Au programme, vingt nouvelles traitant du vampire sous toutes ses formes : le vampire classique, à la Christopher Lee ; le vampire psychique ; les lamies (vampires féminins apparentées aux goules asiatiques) ; les plantes vampires ; les monstres vampires ; le bestiaire vampire et enfin, la nouvelle génération de vampires.

Si l'on excepte "Le Cocon" de John B. Goodwin et la fameuse "Guerre du Lierre" de David H. Keller, sans doute aussi le malicieux : "Du sang !" de Fredric Brown, ces nouvelles ne sont pas fréquentes dans les anthologies du genre. D'où leur valeur.

Ma préférée reste "Le Visage", d'Edward F. Benson, l'un des plus grands spécialistes du genre (sa "Chambre dans la Tour" a été reprise dans l'Anthologie du Fantastique de Roland Stragliatti, chez Pocket, au volume : "Histoires de Cauchemars") où une jeune femme se remet, sans raisons apparentes, à faire un rêve qui l'effrayait beaucoup enfant. Jusqu'au jour où, tels les fantômes du "Nosferatu" de Murnau, le rêve vient à sa rencontre ...

Je donnerai ensuite ma préférence aux "Tourbillons de Neige" d'August Derleth, ami, disciple et éditeur de Lovecraft. Le texte est proprement claustrophobique. Je tiens à préciser toutefois qu'il ne se rattache en rien au mythe de Chthulu et qu'il s'agit d'une classique histoire de vampires.

Autre disciple et ami de Lovecraft dont l'oeuvre a contribué à la qualité de cette anthologie, Robert E. Howard, connu des amateurs pour avoir créé le personnage de Conan le Cimmérien, et qui se suicida au lendemain de la mort de sa mère. _Son "Tertre maudit" restitue à merveille la splendeur à la fois macabre et baroque de son génie.

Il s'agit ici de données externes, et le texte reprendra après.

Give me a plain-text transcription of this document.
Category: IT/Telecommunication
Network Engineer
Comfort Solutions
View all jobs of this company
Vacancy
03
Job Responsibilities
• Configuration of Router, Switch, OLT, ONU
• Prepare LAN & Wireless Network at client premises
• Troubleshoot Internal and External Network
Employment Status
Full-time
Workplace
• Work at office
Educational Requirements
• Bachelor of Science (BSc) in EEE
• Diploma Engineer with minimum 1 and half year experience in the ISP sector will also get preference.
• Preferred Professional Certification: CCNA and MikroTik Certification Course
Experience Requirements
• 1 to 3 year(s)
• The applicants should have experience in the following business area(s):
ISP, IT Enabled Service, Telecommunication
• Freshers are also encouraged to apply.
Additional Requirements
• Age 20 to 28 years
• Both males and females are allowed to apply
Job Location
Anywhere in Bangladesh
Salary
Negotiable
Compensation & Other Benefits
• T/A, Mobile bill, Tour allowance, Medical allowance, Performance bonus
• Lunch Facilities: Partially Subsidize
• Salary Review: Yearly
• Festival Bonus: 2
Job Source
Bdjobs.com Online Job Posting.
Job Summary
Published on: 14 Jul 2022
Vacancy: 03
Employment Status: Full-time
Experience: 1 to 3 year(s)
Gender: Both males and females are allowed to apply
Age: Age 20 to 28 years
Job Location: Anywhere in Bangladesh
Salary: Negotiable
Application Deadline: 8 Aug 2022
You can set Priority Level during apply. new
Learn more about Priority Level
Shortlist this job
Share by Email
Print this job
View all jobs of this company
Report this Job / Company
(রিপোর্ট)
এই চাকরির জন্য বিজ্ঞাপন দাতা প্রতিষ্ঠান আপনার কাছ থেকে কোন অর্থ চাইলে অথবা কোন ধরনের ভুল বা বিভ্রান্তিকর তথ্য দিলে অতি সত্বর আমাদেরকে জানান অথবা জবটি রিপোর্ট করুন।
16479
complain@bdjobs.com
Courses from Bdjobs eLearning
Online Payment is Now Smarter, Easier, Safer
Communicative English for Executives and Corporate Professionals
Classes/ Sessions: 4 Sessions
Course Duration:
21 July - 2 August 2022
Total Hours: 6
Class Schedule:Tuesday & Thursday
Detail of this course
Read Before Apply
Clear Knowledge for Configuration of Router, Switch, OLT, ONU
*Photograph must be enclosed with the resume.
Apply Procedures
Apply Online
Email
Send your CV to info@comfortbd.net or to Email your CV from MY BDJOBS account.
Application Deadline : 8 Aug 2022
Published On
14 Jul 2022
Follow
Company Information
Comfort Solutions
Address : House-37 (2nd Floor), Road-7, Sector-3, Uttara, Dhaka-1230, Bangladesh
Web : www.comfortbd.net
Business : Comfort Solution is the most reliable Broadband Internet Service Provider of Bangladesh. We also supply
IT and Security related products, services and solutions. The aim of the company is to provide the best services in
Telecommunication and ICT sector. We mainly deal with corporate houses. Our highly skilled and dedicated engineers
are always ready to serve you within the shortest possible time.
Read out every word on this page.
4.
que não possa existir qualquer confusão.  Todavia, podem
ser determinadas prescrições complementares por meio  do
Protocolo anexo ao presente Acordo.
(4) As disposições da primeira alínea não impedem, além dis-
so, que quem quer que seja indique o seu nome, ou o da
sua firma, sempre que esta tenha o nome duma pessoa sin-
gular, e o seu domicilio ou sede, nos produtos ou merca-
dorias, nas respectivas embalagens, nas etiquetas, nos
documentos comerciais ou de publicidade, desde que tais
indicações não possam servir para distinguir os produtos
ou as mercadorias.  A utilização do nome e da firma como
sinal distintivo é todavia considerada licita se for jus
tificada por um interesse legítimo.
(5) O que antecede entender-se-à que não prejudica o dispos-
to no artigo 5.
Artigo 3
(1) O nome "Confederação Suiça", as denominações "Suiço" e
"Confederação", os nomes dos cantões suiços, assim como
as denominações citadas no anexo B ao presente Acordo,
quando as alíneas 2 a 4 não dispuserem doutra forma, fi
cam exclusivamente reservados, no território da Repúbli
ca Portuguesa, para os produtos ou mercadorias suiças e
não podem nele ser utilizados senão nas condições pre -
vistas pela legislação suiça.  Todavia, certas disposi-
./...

"La Cape", de Robert Bloch, est une nouvelle très bien construite et doublée d'un humour noir à toute épreuve.

Parmi les vampires psychiques, j'ai un très gros faible pour "La Belle Dame", de D.H. Lawrence, qui réécrit une relation oedipienne très mal digérée, là encore faufilée d'un humour grinçant d'excellente tenue.

Nul humour mais de la terreur pure dans "Dieu fasse qu'elle repose en paix !" de Cynthia Asquith. C'est l'éternelle histoire d'un corps par lequel un mort veut revivre la vie qu'il a perdue trop tôt mais étrangement dignifiée par la poésie douloureuse dont l'auteur a imprégné son texte.

Mystère et horreur pour "L'Araignée" d'Elisabeth Walter - un cauchemar machiste, peut-être ? ;o) - et "Le Cocon" de Goodwin : au lecteur de décider qui est qui ... ou quoi et qui a vu quoi.

"En quête de quelque chose à sucer" de Ronald Chetwynd-Hayes nous fait tomber dans une terreur à la fois primitive et sophistiquée- qui rappellera aux cinéphiles aussi bien "La Chose" de Carpenter que tous les films sur les "Blorps" et autres ennemis tapis dans l'ombre et ne rêvant que de digérer l'être humain.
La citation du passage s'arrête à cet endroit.